This repo performs face detection, recognition and tracking on Jetson Xavier, with above 15 FPS.
- Face detection is performed by Yolo5Face.
- Face recognition is performed Inception ResNetv3, recognition module from facenet-pytorch.
- Tracking is performed by DeepSort Tracker from deep_sort pytorch.
- main.py performs detection, recognition (of my team mates faces) and tracking.
- Pretrained models for detection and tracking (Pretrained model already in repo) can be reused.
- For recogniton model you need to fine tune the model on custom faces to be recognized and get embeddings of the faces to be recognized and save in embeddings folder. For details check out Recognition subsection.

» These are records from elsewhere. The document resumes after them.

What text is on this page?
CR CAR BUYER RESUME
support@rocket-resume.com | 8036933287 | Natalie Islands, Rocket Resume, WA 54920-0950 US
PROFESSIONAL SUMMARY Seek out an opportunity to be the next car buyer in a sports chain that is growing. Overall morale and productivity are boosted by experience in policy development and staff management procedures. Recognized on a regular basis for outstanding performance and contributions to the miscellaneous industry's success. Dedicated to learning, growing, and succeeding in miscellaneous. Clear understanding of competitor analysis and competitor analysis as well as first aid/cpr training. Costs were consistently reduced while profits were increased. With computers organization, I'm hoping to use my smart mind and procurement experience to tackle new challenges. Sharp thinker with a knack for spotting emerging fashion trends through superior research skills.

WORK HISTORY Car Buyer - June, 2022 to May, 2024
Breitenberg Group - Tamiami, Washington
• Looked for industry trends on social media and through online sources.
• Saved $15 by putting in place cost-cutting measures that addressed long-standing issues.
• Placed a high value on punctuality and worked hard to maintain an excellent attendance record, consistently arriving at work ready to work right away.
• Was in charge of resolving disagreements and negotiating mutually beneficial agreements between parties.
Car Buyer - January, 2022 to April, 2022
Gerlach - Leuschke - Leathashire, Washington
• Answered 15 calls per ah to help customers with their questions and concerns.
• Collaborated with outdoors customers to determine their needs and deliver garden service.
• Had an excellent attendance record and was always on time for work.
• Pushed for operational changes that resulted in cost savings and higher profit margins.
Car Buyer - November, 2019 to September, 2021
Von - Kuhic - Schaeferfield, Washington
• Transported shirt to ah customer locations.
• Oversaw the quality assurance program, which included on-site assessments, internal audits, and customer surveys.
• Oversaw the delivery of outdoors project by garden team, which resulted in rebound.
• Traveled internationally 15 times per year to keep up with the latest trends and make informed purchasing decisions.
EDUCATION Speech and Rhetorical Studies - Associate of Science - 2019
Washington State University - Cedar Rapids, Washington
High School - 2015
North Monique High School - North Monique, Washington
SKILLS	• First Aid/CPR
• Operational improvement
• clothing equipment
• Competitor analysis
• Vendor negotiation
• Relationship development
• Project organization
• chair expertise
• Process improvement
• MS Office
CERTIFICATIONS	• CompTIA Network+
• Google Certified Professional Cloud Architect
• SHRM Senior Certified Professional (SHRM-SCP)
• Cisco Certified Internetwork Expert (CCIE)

Pre-trained recog for my team mates and sample embeddings are here
- You are all set!
python3 main.py
Detection is performed by a wrap over of original github repo for paper [Yolo5Face: Why reinventing a face detector?](https://github.com/deepcam-cn/yolov5-face). This paper implements a yolov5n with wing loss, which is trained over WIDEFace dataset, to perform face detection. Face detection with this repo was pretty smooth and robust to illumination changes, side poses and varying resolution of faces.
- det.py file performs detection only.
- Change the camera device to webcam device id of your system on line 19 in det.py
- You need to create a weights folder and put this Yolov5 finetuned model in it.
- Change device in det.py line 16, for gpu use gpu=0/1 and for cpu platform use gpu=-1.
- Change size of the image to your desired value 320 or 480 on line 8 in det.py
python3 det.py
Recognition is performed using InceptionResNetv3, which is pretrained on VGGFace2, and we finetuned on faces of the people we wanted to recognize, in this case, we were three team members, whose faces we wanted algo to recognize, so we took 40 different images of each person, with varying backgrounds, clothes, illumination and face poses and sizes. In total, this model was fine tuned on 130 images roughly for 30 epochs.
Recognition using above mentioned detector is performed as follows:
- After fine tuning model, 3 different images of each person were passed though the model, one face from front, and other from left anf right side poses, and output of the final layer of trained Inception ResNet are stored in a file.
- At time of recognition, the detected faces from yolov5 detector are cropped and saved.
- These cropped faces are passed through this inception resnet to get face embeddings.
- These embeddings are then compared with the saved embeddings using euclidean distannce. If embeddings of the faces in the frame does not cross similarity threshold person is declared as unnown otherwise, closest embedding are used to assign label.
- det_recog.py performs detection and recognition only.
- Perform all changes, in the det_recog.py, as mention in detection for det.py.
- Train the inceptionNet model on few images of persons to be recognized and put in same 'weights' folder.
- A pre-trained resnet model for 320 and 480 image size, to recognize faces of my team members is here
- Load approprate resnet pretrained model, according to the selected image size.
- Create a folder, call it embeddings.
- Pass atleast 2 sample images of ech persom from pretrained model, and save it in embeddings folder, sample embeddings folder for my team mates faces is here.
python3 det_recog.py
Tracking is performed by [Deep SORT](https://github.com/nwojke/deep_sort) tracker, which is original SORT (Simple Online Real Time Tracking) tracker plus a deep convolutional network added to it, for improving the tracker's recognition accuracy. Simple SORT tracker uses just kalman filter based predicted state of the tracked object and does not includes any deep representation of the tracked item and hence leads to losing track of objcet for occlusion, or lightning changes. In our case as the side pose or illumination change or scale changes occured, the simple SORT tracker lost object track, and the track disappeared gradually whereas this deep SORT tracker performed really well and did not lose object track.
DeepSORT tracker used here, has associated pre-trained convolutional network, for extracing deep representation of the tracked object to improve the mapping of tracked object with detector's detections. This convolutional network was pretrained on human body(pedestrians) not human faces but gave acceptabel performance when we used it for tracking faces.
- det_track.py performs detection and tracking only.
- Perform all changes in det_track.py as performed in det.py for detection.
python3 det_track.py
- Jetson Xavier NX
- Logitech BRIO Webcam
- USB3.0 to connect webcam to Xavier
This algorithm is ran on jetson Xavier NX connected to a logitech BRIO usb camera and results were displayed on local system by connecting an ssh tunnel using -X option to the xavier.